If you've got all the drives backed up, then fine. Actually, I think the
best bet from here would be to read up on overlays - it's in the wiki -
and overlay sda, sdb, sdf before re-assembling the array. That way,
you're not actually going to write to the array so if it goes
pear-shaped you haven't done any damage, and if it works you can just
tear down the overlay (reboot, say), and then assemble for real.

Cheers,
Wol

I read some info about overlays - for example on the Archlinux wiki - 
and of course on the raid wiki. But I' m not sure if my understanding of 
the matter is enough to get going.

The explanation on the raid-wiki uses parallel, and apparently, reading 
the first few lines of it' s man-pages, parallel itself is rather 
complicated. That makes understanding the code presented in the wiki not 
easy, at least not for me.

I have essentially two questions here:

- in the wiki two functions are defined under the heading "Overlay 
manipulation functions". Should I do something with these functions?
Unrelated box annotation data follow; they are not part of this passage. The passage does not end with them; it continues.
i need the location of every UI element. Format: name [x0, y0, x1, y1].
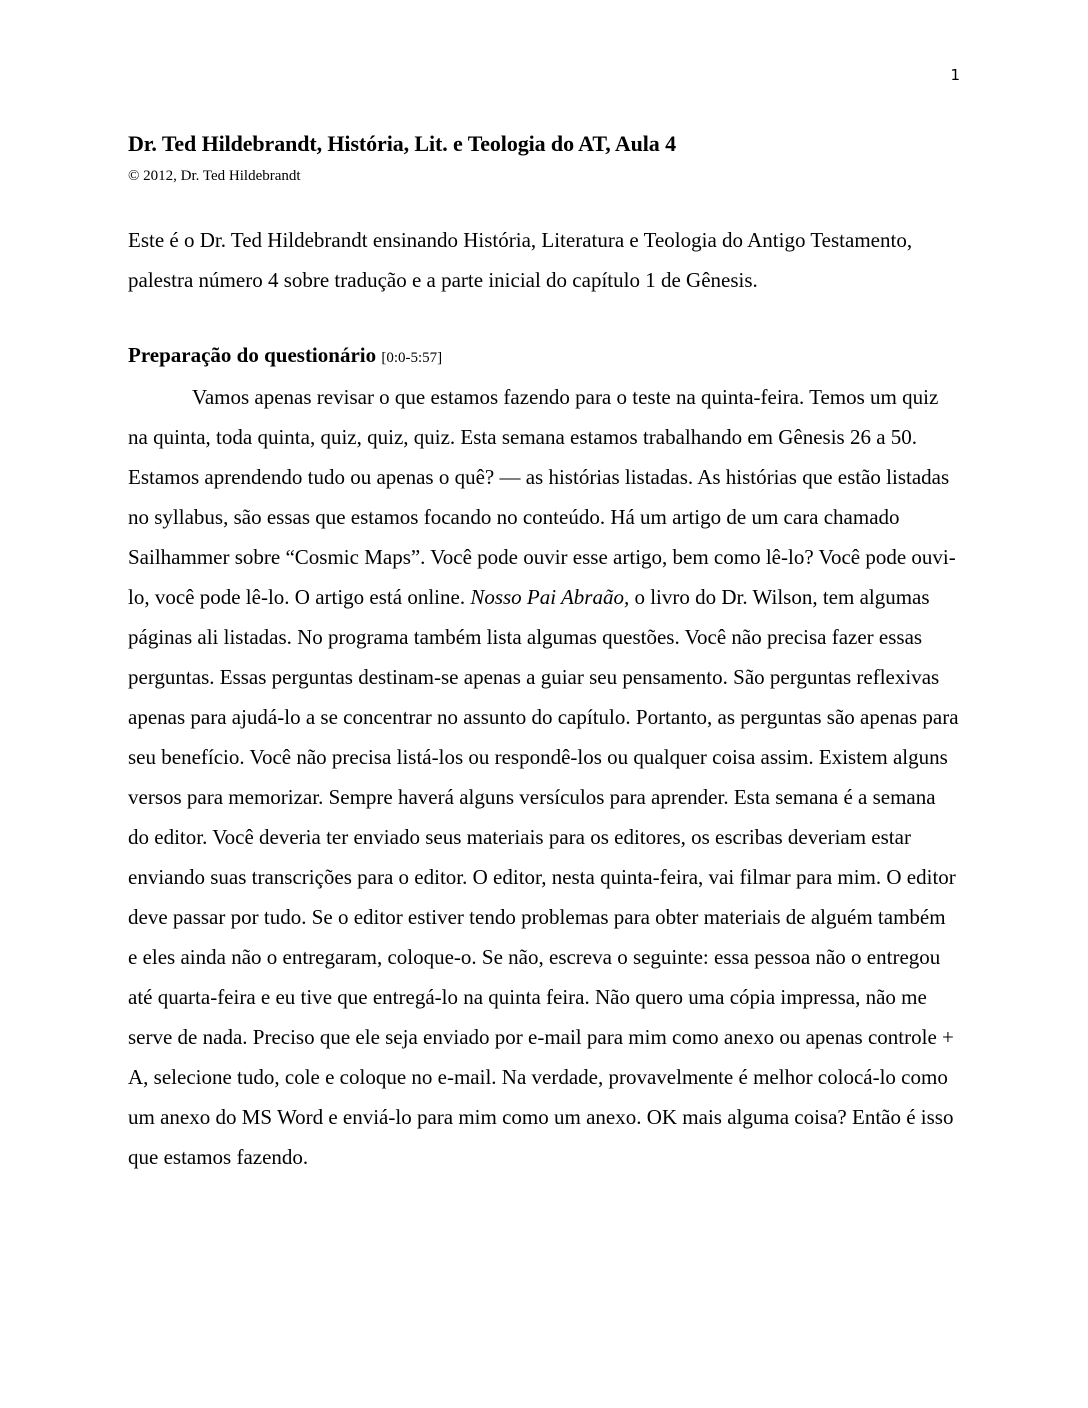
book-title: Nosso Pai Abraão,	[470, 585, 630, 609]
section-heading-text: Preparação do questionário	[128, 343, 377, 367]
body-text-part-1: Vamos apenas revisar o que estamos fazendo para o teste na quinta-feira. Temos um quiz na quinta, toda quinta, quiz, quiz, quiz. Esta semana estamos trabalhando em Gênesis 26 a 50. Estamos aprendendo tudo ou apenas o quê? — as histórias listadas. As histórias que estão listadas no syllabus, são essas que estamos focando no conteúdo. Há um artigo de um cara chamado Sailhammer sobre “Cosmic Maps”. Você pode ouvir esse artigo, bem como lê-lo? Você pode ouvi-lo, você pode lê-lo. O artigo está online.	[128, 385, 956, 609]
document-title: Dr. Ted Hildebrandt, História, Lit. e Teologia do AT, Aula 4	[128, 131, 676, 156]
document-body	[128, 128, 960, 1177]
body-text-part-2: o livro do Dr. Wilson, tem algumas páginas ali listadas. No programa também lista algumas questões. Você não precisa fazer essas perguntas. Essas perguntas destinam-se apenas a guiar seu pensamento. São perguntas reflexivas apenas para ajudá-lo a se concentrar no assunto do capítulo. Portanto, as perguntas são apenas para seu benefício. Você não precisa listá-los ou respondê-los ou qualquer coisa assim. Existem alguns versos para memorizar. Sempre haverá alguns versículos para aprender. Esta semana é a semana do editor. Você deveria ter enviado seus materiais para os editores, os escribas deveriam estar enviando suas transcrições para o editor. O editor, nesta quinta-feira, vai filmar para mim. O editor deve passar por tudo. Se o editor estiver tendo problemas para obter materiais de alguém também e eles ainda não o entregaram, coloque-o. Se não, escreva o seguinte: essa pessoa não o entregou até quarta-feira e eu tive que entregá-lo na quinta feira. Não quero uma cópia impressa, não me serve de nada. Preciso que ele seja enviado por e-mail para mim como anexo ou apenas controle + A, selecione tudo, cole e coloque no e-mail. Na verdade, provavelmente é melhor colocá-lo como um anexo do MS Word e enviá-lo para mim como um anexo. OK mais alguma coisa? Então é isso que estamos fazendo.	[128, 585, 959, 1169]
section-heading	[128, 336, 960, 377]
page-number: 1	[950, 66, 960, 84]
body-paragraph	[128, 377, 960, 1177]
section-timestamp: [0:0-5:57]	[381, 350, 443, 366]
intro-paragraph: Este é o Dr. Ted Hildebrandt ensinando História, Literatura e Teologia do Antigo Testamento, palestra número 4 sobre tradução e a parte inicial do capítulo 1 de Gênesis.	[128, 228, 913, 292]
copyright-notice: © 2012, Dr. Ted Hildebrandt	[128, 168, 301, 184]
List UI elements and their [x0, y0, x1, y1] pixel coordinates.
I 
don' t see (but that might well be my own shortcoming) where these 
functions are called in the " parallel" code snippets

- the overlays are files, which should be at least 1% of the size of the 
disks going to be overlaid. In my case, that adds up to 160GB. I don' t 
see (but that might well be .... ) a directory- or filename in the 
examples given. So where are these files placed? If on the root file 
system, I have a problem, because I have only some 25GB available there.

Aside from all this, I still have some questions about what I see is the 
state of my array. Here I hope some experts reading this can be of some 
help...

- why is a drive, once kicked out of the array, declared a spare by mdadm?
- is there a way of resetting that?
- maybe the most puzzling: how is it possible that a drive (in my case 
/dev/sdf) which has never been kicked out of the array, and which 
according to smartctl is healthy (Raw_Read_Error_Rate = 0), has an event 
count 859 lower that all the other drives? It's 1272457 vs 273316...
- suppose I get the array up and running again, how are the chances of 
data corruption, and if above zero (what I think it will be) is there a 
way to see which files are corrupt?

Cheers, and thanks!

Jogchum